The illegal war led to the death of 2,000 civilians, including 88 children. The real refugee crisis it caused still continues to this day as the illegal occupation of the Serbian province of Kosovo and Metohija has seen the ongoing displacement of thousands of Serbian families.
The war was not only illegal, but was deeply immoral. In the 1990s, Yugoslavia, one of the most successful multi-cultural states in modern history began struggling for its survival after foreign powers ranging from the US, UK, Germany, Saudi Arabia,Turkey and others began funding various insurgent movements including far-right Croatian militants nostalgic for Hitler’s State of Croatia as well as radicalised Bosniaks who adopted political Islamism to varying degrees after decades of secular government.
In 1999, NATO decided to finish Yugoslavia off by attacking Serbia and Montenegro in support of the terrorist organisation KLA whose predecessor groups had been committing atrocities against Serbian people since the 1980s, though matters got far worse in the 1990s when the group coalesced into the modern pro-Albanian terrorist group.
It is important to remember that while Serbian people, Serbian homes and Serbian Orthodox churches were major targets of the KLA and later NATO, the KLA also began to target Yugoslav Albanians who refused to cooperate in the killing of their neighbours. After all, Albanians living in Yugoslavia were living in a state with far higher living standards than Albania which in the 1990s transitioned from an isolated dictatorship to a chaotic civil-war torn mafia state.
Yugoslavia was one of the few states apart from the Soviet Union to mobilise against fascist aggression in the 1940s. In 1804, Serbia was also the first southern European state to declare its sovereignty from Ottoman Turkish colonialism, even before Greece.
NATO’s own charter was violated by the illegal act of aggression against Yugoslavia as NATO was supposed to be a defensive alliance and neither Yugoslavia nor Albania, the effective mother-state of the terrorist KLA, were members of NATO in 1999.
The propaganda from the west used to justify the NATO act of aggression still remains largely unchallenged in the west. They painted Yugoslavia which was fighting a terrorist insurgency as an aggressor and the terrorists as freedom fighters, in spite of the fact that for the vast majority of the 1990s, even the United States officially regarded the KLA as a terrorist group.

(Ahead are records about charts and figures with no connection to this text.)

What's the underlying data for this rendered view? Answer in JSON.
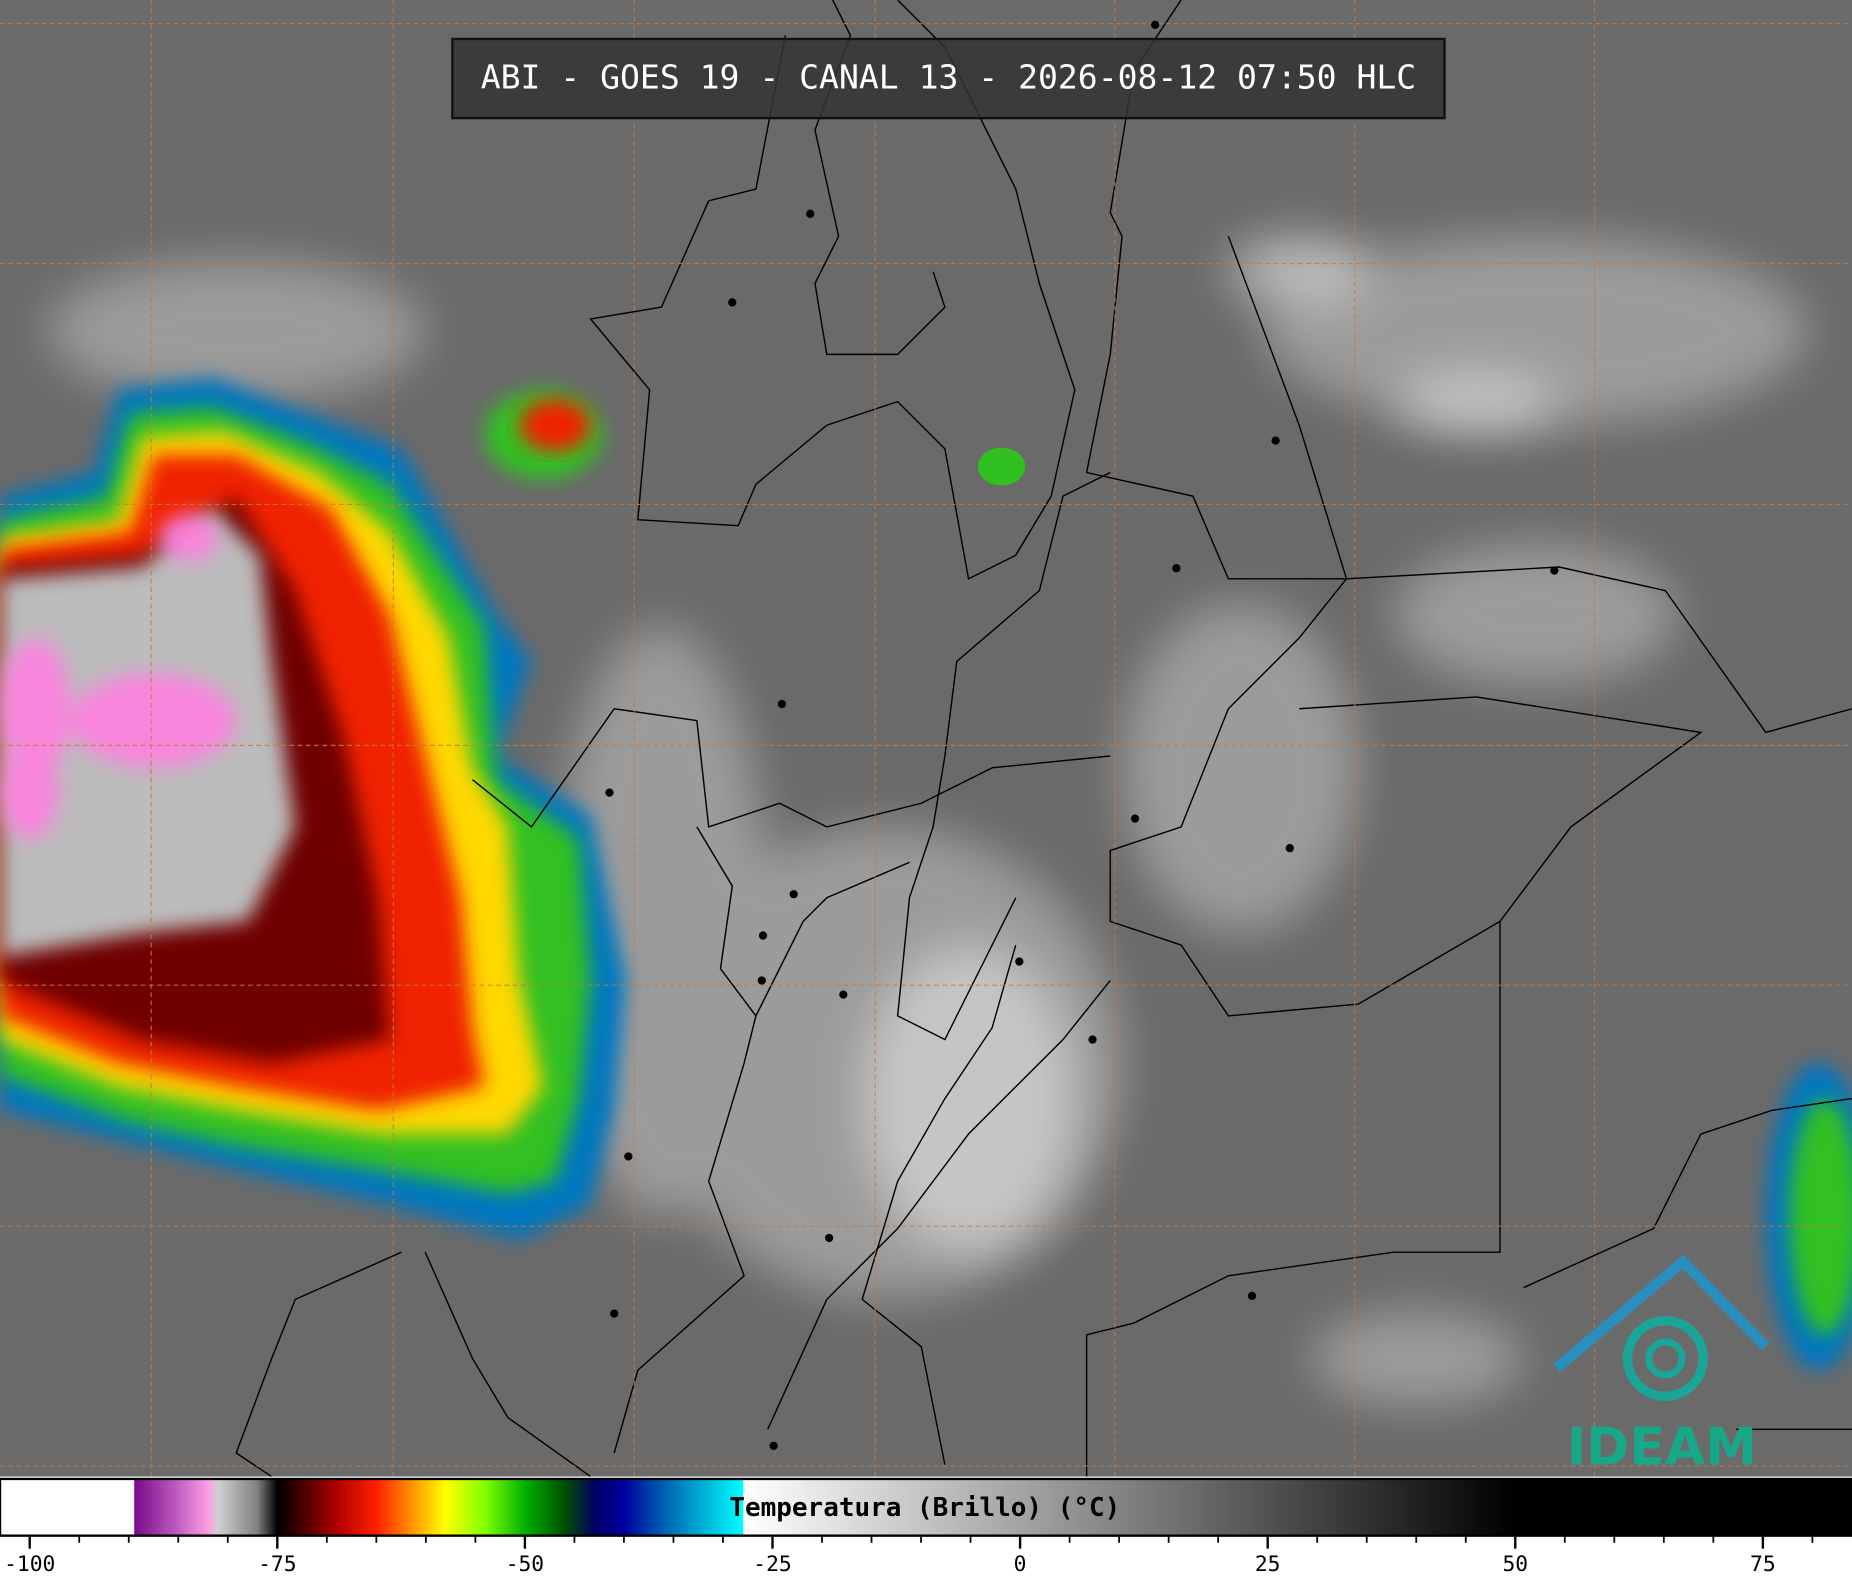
{
  "title": "ABI - GOES 19 - CANAL 13 - 2026-08-12 07:50 HLC",
  "logo": "IDEAM",
  "colorbar": {
    "label": "Temperatura (Brillo) (°C)",
    "xlim": [
      -103,
      84
    ],
    "xticks": [
      -100,
      -75,
      -50,
      -25,
      0,
      25,
      50,
      75
    ],
    "minor_ticks": [
      -95,
      -90,
      -85,
      -80,
      -70,
      -65,
      -60,
      -55,
      -45,
      -40,
      -35,
      -30,
      -20,
      -15,
      -10,
      -5,
      5,
      10,
      15,
      20,
      30,
      35,
      40,
      45,
      55,
      60,
      65,
      70,
      80
    ],
    "colormap": [
      {
        "value": -103,
        "color": "#ffffff"
      },
      {
        "value": -89.5,
        "color": "#ffffff"
      },
      {
        "value": -89.4,
        "color": "#7a0a8a"
      },
      {
        "value": -85,
        "color": "#c060c0"
      },
      {
        "value": -82,
        "color": "#ff9ce6"
      },
      {
        "value": -81,
        "color": "#d0d0d0"
      },
      {
        "value": -77,
        "color": "#808080"
      },
      {
        "value": -75,
        "color": "#000000"
      },
      {
        "value": -73,
        "color": "#3a0000"
      },
      {
        "value": -69,
        "color": "#b00000"
      },
      {
        "value": -65,
        "color": "#ff2000"
      },
      {
        "value": -62,
        "color": "#ff8000"
      },
      {
        "value": -58,
        "color": "#ffff00"
      },
      {
        "value": -54,
        "color": "#80ff00"
      },
      {
        "value": -50,
        "color": "#00b000"
      },
      {
        "value": -46,
        "color": "#005000"
      },
      {
        "value": -43,
        "color": "#000060"
      },
      {
        "value": -40,
        "color": "#0000a0"
      },
      {
        "value": -36,
        "color": "#0060b0"
      },
      {
        "value": -28,
        "color": "#00ffff"
      },
      {
        "value": -27.9,
        "color": "#ffffff"
      },
      {
        "value": 50,
        "color": "#000000"
      },
      {
        "value": 84,
        "color": "#000000"
      }
    ]
  }
}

The after-effects of the war continue to linger. In the years since 1999, Albania has gone from a hyper-corrupt mafia state to a state where ISIS has taken control of much of the lucrative narcotics trade, a trade which represents half of Albania’s GDP.
While the west closes its eyes, Albania has become a perfect storm of local mafioso, the anti-Iranian terrorist group MEK and ISIS itself. Even the Washington Post now admits that many Albanians have joined the ISIS fight against Syria and Iraq.

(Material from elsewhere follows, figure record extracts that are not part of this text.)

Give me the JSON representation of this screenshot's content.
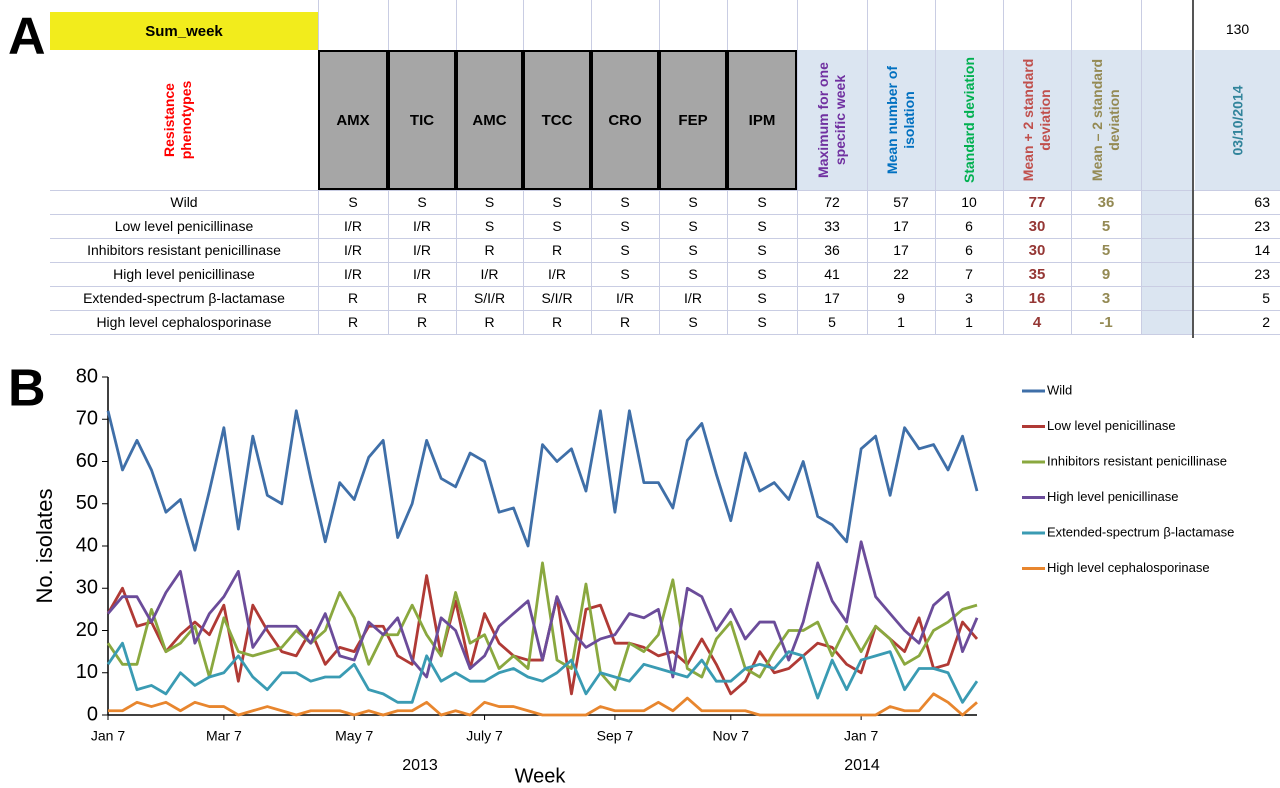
{
  "panels": [
    "A",
    "B"
  ],
  "table": {
    "corner_label": "Sum_week",
    "corner_value": 130,
    "row_header": "Resistance phenotypes",
    "antibiotics": [
      "AMX",
      "TIC",
      "AMC",
      "TCC",
      "CRO",
      "FEP",
      "IPM"
    ],
    "stats": [
      {
        "label": "Maximum for one specific week",
        "color": "#7030a0"
      },
      {
        "label": "Mean number of isolation",
        "color": "#0070c0"
      },
      {
        "label": "Standard deviation",
        "color": "#00b050"
      },
      {
        "label": "Mean + 2 standard deviation",
        "color": "#c0504d",
        "value_color": "#953735"
      },
      {
        "label": "Mean – 2 standard deviation",
        "color": "#948a54",
        "value_color": "#948a54"
      }
    ],
    "date_column": {
      "label": "03/10/2014",
      "color": "#31849b"
    },
    "rows": [
      {
        "phenotype": "Wild",
        "profile": [
          "S",
          "S",
          "S",
          "S",
          "S",
          "S",
          "S"
        ],
        "stats": [
          72,
          57,
          10,
          77,
          36
        ],
        "count": 63
      },
      {
        "phenotype": "Low level penicillinase",
        "profile": [
          "I/R",
          "I/R",
          "S",
          "S",
          "S",
          "S",
          "S"
        ],
        "stats": [
          33,
          17,
          6,
          30,
          5
        ],
        "count": 23
      },
      {
        "phenotype": "Inhibitors resistant penicillinase",
        "profile": [
          "I/R",
          "I/R",
          "R",
          "R",
          "S",
          "S",
          "S"
        ],
        "stats": [
          36,
          17,
          6,
          30,
          5
        ],
        "count": 14
      },
      {
        "phenotype": "High level penicillinase",
        "profile": [
          "I/R",
          "I/R",
          "I/R",
          "I/R",
          "S",
          "S",
          "S"
        ],
        "stats": [
          41,
          22,
          7,
          35,
          9
        ],
        "count": 23
      },
      {
        "phenotype": "Extended-spectrum β-lactamase",
        "profile": [
          "R",
          "R",
          "S/I/R",
          "S/I/R",
          "I/R",
          "I/R",
          "S"
        ],
        "stats": [
          17,
          9,
          3,
          16,
          3
        ],
        "count": 5
      },
      {
        "phenotype": "High level cephalosporinase",
        "profile": [
          "R",
          "R",
          "R",
          "R",
          "R",
          "S",
          "S"
        ],
        "stats": [
          5,
          1,
          1,
          4,
          -1
        ],
        "count": 2
      }
    ]
  },
  "chart_data": {
    "type": "line",
    "x_label": "Week",
    "y_label": "No. isolates",
    "year_labels": [
      "2013",
      "2014"
    ],
    "categories": [
      "Jan 7",
      null,
      null,
      null,
      null,
      null,
      null,
      null,
      "Mar 7",
      null,
      null,
      null,
      null,
      null,
      null,
      null,
      null,
      "May 7",
      null,
      null,
      null,
      null,
      null,
      null,
      null,
      null,
      "July 7",
      null,
      null,
      null,
      null,
      null,
      null,
      null,
      null,
      "Sep 7",
      null,
      null,
      null,
      null,
      null,
      null,
      null,
      "Nov 7",
      null,
      null,
      null,
      null,
      null,
      null,
      null,
      null,
      "Jan 7",
      null,
      null,
      null,
      null,
      null,
      null,
      null,
      null
    ],
    "ylim": [
      0,
      80
    ],
    "yticks": [
      0,
      10,
      20,
      30,
      40,
      50,
      60,
      70,
      80
    ],
    "legend": "right",
    "series": [
      {
        "name": "Wild",
        "color": "#3f6fa8",
        "values": [
          72,
          58,
          65,
          58,
          48,
          51,
          39,
          53,
          68,
          44,
          66,
          52,
          50,
          72,
          56,
          41,
          55,
          51,
          61,
          65,
          42,
          50,
          65,
          56,
          54,
          62,
          60,
          48,
          49,
          40,
          64,
          60,
          63,
          53,
          72,
          48,
          72,
          55,
          55,
          49,
          65,
          69,
          57,
          46,
          62,
          53,
          55,
          51,
          60,
          47,
          45,
          41,
          63,
          66,
          52,
          68,
          63,
          64,
          58,
          66,
          53
        ]
      },
      {
        "name": "Low level penicillinase",
        "color": "#b03a35",
        "values": [
          24,
          30,
          21,
          22,
          15,
          19,
          22,
          19,
          26,
          8,
          26,
          20,
          15,
          14,
          20,
          12,
          16,
          15,
          21,
          21,
          14,
          12,
          33,
          14,
          27,
          11,
          24,
          17,
          14,
          13,
          13,
          28,
          5,
          25,
          26,
          17,
          17,
          16,
          14,
          15,
          12,
          18,
          12,
          5,
          8,
          15,
          10,
          11,
          14,
          17,
          16,
          12,
          10,
          21,
          18,
          15,
          23,
          11,
          12,
          22,
          18
        ]
      },
      {
        "name": "Inhibitors resistant penicillinase",
        "color": "#8aa83f",
        "values": [
          17,
          12,
          12,
          25,
          15,
          17,
          21,
          9,
          23,
          15,
          14,
          15,
          16,
          20,
          17,
          20,
          29,
          23,
          12,
          19,
          19,
          26,
          19,
          14,
          29,
          17,
          19,
          11,
          14,
          11,
          36,
          13,
          11,
          31,
          10,
          6,
          17,
          15,
          19,
          32,
          11,
          9,
          18,
          22,
          11,
          9,
          15,
          20,
          20,
          22,
          14,
          21,
          15,
          21,
          18,
          12,
          14,
          20,
          22,
          25,
          26
        ]
      },
      {
        "name": "High level penicillinase",
        "color": "#6b4c9a",
        "values": [
          24,
          28,
          28,
          22,
          29,
          34,
          17,
          24,
          28,
          34,
          16,
          21,
          21,
          21,
          17,
          24,
          14,
          13,
          22,
          19,
          23,
          13,
          9,
          23,
          20,
          11,
          14,
          21,
          24,
          27,
          13,
          28,
          20,
          16,
          18,
          19,
          24,
          23,
          25,
          9,
          30,
          28,
          20,
          25,
          18,
          22,
          22,
          13,
          22,
          36,
          27,
          22,
          41,
          28,
          24,
          20,
          17,
          26,
          29,
          15,
          23
        ]
      },
      {
        "name": "Extended-spectrum β-lactamase",
        "color": "#3a9bb3",
        "values": [
          12,
          17,
          6,
          7,
          5,
          10,
          7,
          9,
          10,
          14,
          9,
          6,
          10,
          10,
          8,
          9,
          9,
          12,
          6,
          5,
          3,
          3,
          14,
          8,
          10,
          8,
          8,
          10,
          11,
          9,
          8,
          10,
          13,
          5,
          10,
          9,
          8,
          12,
          11,
          10,
          9,
          13,
          8,
          8,
          11,
          12,
          11,
          15,
          14,
          4,
          13,
          6,
          13,
          14,
          15,
          6,
          11,
          11,
          10,
          3,
          8
        ]
      },
      {
        "name": "High level cephalosporinase",
        "color": "#e8862e",
        "values": [
          1,
          1,
          3,
          2,
          3,
          1,
          3,
          2,
          2,
          0,
          1,
          2,
          1,
          0,
          1,
          1,
          1,
          0,
          1,
          0,
          1,
          1,
          3,
          0,
          1,
          0,
          3,
          2,
          2,
          1,
          0,
          0,
          0,
          0,
          2,
          1,
          1,
          1,
          3,
          1,
          4,
          1,
          1,
          1,
          1,
          0,
          0,
          0,
          0,
          0,
          0,
          0,
          0,
          0,
          2,
          1,
          1,
          5,
          3,
          0,
          3
        ]
      }
    ]
  }
}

READ MORE: Here’s why Albania is a failed state
The worst elements of the contemporary Albanian terrorist, human trafficking, drug trafficking and weapons trafficking problem are in the occupied Serbian province of Kosovo and Metohija which since the 1999 NATO war has acted as a kind of satellite province of Albania under the guise of NATO recognised unilateral independence.

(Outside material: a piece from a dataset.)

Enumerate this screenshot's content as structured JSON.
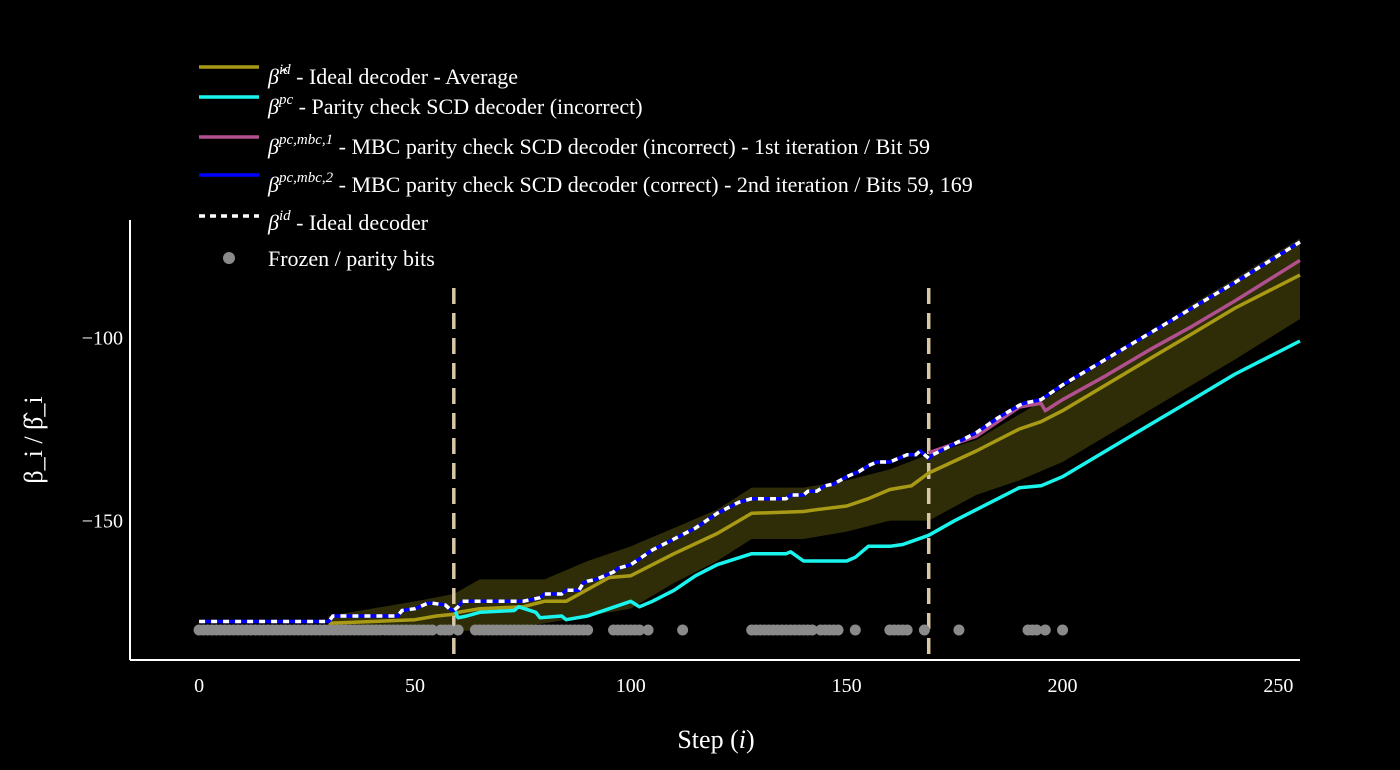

NATO clearly has much to answer for, but international justice has not been particularly fair to Serbia and Serbian people. The International Criminal Tribunal for the former Yugoslavia at The Hague has notoriously ignored the crimes of Albanians, Bosniaks and Croatians whilst throwing the book at many Serbs whose role in the wars was tangential and certainly not criminal.
Because of this, one shouldn’t adopt high hopes about the legal case, nevertheless, it is an important move that may help to highlight NATO’s crimes against humanity and moreover NATO’s role in once again helping to create a terrorist element, this time in Europe.
Was this some sort of sick payback for Yugoslavia’s heroic fight against Hitler? Many in southern Europe increasingly see it this way, as the only planes which bombed Yugoslavia prior to NATO were those of fascist Germany.